Clare suggested that they go to the little basilica and say a prayer of thanksgiving. Laura knelt beside her and wished that she had the simple piety of Clare and her father, and of Nate Hannan, too. She and Ray seemed returned prodigal children, still with only one foot in the faith from which they had wandered.
After several minutes, Clare rose and walked toward the altar. She stood in front of it and stared at the softly illumined image of Our Lady of Guadalupe.
“Is anything wrong?” Laura asked when she joined her.

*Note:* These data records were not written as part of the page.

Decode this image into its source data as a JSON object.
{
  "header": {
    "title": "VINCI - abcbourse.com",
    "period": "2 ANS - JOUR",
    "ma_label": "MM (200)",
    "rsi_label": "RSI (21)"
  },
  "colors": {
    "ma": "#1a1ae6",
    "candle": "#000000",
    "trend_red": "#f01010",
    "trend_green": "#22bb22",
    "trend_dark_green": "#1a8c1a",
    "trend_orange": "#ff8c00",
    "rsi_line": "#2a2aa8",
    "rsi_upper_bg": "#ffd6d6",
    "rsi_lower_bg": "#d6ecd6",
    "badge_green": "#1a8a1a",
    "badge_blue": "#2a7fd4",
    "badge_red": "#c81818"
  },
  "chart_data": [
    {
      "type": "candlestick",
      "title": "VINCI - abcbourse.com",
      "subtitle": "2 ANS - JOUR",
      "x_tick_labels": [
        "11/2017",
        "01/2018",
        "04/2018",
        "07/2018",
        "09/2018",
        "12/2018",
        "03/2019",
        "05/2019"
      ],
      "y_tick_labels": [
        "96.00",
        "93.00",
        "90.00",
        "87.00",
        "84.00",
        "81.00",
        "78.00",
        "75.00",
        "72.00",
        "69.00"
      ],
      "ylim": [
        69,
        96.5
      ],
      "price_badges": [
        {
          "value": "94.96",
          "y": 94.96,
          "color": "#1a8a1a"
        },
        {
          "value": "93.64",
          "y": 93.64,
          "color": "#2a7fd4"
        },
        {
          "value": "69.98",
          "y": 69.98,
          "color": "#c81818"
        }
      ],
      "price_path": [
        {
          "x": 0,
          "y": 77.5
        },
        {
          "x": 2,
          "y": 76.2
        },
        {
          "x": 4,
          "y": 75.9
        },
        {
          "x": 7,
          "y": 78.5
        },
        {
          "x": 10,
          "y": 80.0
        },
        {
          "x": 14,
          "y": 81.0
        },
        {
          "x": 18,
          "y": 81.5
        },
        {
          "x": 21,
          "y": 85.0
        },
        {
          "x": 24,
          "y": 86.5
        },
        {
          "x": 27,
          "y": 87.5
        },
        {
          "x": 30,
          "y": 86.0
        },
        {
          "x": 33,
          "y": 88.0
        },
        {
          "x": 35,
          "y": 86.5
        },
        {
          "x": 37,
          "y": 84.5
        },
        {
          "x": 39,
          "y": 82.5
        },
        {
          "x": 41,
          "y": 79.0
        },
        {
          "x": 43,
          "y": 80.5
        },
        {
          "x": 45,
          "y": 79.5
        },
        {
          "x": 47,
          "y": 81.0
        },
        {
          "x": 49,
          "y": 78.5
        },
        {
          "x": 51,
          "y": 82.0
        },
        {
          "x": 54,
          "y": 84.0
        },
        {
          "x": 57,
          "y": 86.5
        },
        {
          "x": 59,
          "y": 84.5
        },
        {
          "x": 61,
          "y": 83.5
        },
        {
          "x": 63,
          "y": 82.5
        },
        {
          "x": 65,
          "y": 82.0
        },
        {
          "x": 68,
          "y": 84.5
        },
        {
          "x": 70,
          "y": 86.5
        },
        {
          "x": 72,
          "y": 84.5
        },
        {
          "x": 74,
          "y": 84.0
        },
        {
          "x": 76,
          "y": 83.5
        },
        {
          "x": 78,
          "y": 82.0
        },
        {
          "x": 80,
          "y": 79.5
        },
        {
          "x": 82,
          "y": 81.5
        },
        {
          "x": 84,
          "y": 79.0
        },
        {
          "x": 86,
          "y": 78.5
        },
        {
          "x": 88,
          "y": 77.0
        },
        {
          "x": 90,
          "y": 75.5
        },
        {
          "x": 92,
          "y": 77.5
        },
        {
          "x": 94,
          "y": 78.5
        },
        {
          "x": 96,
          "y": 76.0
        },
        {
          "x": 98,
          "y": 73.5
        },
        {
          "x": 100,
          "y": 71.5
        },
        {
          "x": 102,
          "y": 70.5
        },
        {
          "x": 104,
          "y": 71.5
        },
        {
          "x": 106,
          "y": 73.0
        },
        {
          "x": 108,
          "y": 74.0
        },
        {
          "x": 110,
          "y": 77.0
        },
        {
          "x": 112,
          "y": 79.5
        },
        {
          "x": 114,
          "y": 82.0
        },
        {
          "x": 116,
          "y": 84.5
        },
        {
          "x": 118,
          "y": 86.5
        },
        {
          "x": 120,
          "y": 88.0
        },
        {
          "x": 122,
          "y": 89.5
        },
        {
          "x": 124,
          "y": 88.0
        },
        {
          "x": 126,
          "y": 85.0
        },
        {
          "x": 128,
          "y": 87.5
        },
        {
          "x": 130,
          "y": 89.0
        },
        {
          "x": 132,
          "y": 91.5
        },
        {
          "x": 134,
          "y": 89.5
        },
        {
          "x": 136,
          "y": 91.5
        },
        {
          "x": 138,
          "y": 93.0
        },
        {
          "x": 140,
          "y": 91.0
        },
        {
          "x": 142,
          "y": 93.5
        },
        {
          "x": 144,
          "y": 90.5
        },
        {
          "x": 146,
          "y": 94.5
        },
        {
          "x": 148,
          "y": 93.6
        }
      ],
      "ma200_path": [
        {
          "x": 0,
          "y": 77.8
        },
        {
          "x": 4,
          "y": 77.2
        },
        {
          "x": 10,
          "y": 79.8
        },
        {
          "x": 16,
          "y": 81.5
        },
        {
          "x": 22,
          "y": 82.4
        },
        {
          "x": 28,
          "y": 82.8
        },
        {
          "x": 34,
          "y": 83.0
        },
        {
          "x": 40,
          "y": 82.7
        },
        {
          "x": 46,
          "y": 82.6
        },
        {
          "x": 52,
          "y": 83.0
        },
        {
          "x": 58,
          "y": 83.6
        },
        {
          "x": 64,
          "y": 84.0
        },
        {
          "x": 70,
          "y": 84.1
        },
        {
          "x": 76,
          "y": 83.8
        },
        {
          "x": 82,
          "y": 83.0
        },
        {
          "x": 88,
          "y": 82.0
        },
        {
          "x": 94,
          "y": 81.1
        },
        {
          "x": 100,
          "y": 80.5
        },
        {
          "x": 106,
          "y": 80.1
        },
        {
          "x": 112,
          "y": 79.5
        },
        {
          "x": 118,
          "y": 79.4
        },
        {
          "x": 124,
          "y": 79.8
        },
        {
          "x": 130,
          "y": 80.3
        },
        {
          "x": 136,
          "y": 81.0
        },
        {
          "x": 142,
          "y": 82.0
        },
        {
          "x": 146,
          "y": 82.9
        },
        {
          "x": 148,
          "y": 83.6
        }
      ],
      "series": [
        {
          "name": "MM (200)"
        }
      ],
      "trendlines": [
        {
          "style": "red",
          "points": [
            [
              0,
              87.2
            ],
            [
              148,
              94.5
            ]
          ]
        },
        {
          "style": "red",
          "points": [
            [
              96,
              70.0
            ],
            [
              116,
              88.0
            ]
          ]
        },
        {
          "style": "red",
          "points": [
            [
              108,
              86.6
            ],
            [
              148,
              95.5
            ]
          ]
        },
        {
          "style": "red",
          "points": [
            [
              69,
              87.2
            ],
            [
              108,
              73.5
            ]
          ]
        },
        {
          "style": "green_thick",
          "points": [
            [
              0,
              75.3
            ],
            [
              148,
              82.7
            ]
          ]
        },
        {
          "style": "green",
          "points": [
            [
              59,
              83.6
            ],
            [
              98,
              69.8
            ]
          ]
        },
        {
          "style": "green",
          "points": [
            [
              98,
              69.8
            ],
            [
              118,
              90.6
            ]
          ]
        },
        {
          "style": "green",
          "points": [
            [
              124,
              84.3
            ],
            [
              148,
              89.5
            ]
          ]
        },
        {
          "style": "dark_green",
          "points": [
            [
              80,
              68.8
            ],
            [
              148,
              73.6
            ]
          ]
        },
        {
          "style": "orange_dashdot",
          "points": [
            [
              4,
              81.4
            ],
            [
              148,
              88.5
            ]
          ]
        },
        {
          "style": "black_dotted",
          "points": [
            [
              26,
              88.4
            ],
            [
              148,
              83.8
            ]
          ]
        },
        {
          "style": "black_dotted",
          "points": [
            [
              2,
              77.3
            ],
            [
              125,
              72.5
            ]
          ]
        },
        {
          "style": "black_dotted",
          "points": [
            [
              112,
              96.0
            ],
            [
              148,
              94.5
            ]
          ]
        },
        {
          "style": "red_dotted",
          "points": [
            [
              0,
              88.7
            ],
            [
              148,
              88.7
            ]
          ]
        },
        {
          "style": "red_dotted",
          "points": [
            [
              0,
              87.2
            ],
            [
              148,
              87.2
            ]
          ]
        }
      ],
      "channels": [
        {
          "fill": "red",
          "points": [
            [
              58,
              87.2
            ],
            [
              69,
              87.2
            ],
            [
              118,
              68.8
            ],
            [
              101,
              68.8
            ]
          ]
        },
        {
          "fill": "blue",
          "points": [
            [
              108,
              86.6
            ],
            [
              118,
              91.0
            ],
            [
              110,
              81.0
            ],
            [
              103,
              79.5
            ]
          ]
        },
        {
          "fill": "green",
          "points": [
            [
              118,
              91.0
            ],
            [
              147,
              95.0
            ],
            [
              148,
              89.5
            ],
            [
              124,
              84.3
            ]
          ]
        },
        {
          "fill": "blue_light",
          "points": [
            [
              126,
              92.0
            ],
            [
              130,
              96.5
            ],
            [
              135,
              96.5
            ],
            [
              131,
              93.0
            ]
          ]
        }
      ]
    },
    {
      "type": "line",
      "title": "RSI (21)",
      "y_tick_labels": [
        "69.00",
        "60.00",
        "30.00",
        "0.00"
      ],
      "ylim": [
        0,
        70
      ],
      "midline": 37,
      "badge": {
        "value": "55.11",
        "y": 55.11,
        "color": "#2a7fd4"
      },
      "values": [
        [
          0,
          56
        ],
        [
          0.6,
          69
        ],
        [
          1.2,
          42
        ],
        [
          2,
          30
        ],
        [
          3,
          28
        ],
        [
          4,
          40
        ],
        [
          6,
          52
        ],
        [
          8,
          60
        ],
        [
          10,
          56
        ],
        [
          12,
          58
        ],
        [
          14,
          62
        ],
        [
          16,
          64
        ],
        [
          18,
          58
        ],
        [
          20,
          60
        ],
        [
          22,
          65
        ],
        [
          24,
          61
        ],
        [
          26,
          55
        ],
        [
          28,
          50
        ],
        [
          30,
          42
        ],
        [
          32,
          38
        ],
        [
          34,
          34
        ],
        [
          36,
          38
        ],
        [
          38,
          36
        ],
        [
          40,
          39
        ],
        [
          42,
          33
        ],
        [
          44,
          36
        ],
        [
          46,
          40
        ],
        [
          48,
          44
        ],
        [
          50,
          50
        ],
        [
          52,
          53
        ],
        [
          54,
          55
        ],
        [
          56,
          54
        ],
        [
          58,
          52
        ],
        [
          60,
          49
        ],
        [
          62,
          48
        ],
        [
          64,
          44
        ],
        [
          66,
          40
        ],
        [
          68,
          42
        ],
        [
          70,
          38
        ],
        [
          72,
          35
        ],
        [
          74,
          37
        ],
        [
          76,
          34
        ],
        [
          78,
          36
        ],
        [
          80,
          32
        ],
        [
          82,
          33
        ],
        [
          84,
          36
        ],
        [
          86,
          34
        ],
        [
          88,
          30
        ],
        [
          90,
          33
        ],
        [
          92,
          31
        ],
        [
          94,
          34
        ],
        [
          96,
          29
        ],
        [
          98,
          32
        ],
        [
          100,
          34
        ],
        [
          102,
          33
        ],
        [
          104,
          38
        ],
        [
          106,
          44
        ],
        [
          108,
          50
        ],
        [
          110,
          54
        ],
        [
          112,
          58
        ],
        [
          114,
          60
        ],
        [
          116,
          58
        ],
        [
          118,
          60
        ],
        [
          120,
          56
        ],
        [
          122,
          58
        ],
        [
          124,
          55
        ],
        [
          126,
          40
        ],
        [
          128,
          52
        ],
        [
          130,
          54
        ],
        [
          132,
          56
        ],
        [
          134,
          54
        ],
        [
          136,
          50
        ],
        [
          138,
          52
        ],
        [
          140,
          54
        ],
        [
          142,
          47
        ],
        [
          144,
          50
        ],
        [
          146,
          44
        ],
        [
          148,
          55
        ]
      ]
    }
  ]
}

“No, of course not.” But she had hesitated before answering.
 
Back in the hacienda, they had lunch and then they settled down and Clare told her all about George Worth again. It was impossible not to feel Clare's anguish. This wasn't the impediment to love created by family feuds, the Montagues and the Capulets, the Whatchamacallits and the McCoys. The impediment wasn't external at all. It was Clare herself who was divided, not just reason against emotion, but a civil war of emotions. She wanted so much to share the ideal of George Worth, but she had been unable to overcome her aversion to the circumstances in which he lived that ideal.
“But couldn't the circumstances be changed, made less, well, whatever they are?”
“Of course they could. I could provide the money, or Father could, but George won't hear of it. The whole point of it is to be as poor as those he welcomes to the house. His life has to be precarious.”
“Is he a Franciscan?”
“Worse.” But she smiled when she said it. It occurred to Laura that the founder of the Franciscan nuns had been Saint Clare.
“I know!” Clare wailed.
When Crosby arrived, Traeger was already there, looking completely unchanged from when he had been hired by Nate.
“First the secret of Fatima, now Our Lady of Guadalupe.”
Traeger nodded. “I can't get out of church.”
It seemed to dawn on Crosby that he had been Nate's second choice to recover the sacred image. But any negative thoughts he might have had about that seemed swept away by the thought of working with Traeger now. Neither man would give any details about what arrangements had been made to meet with the claimant of the reward.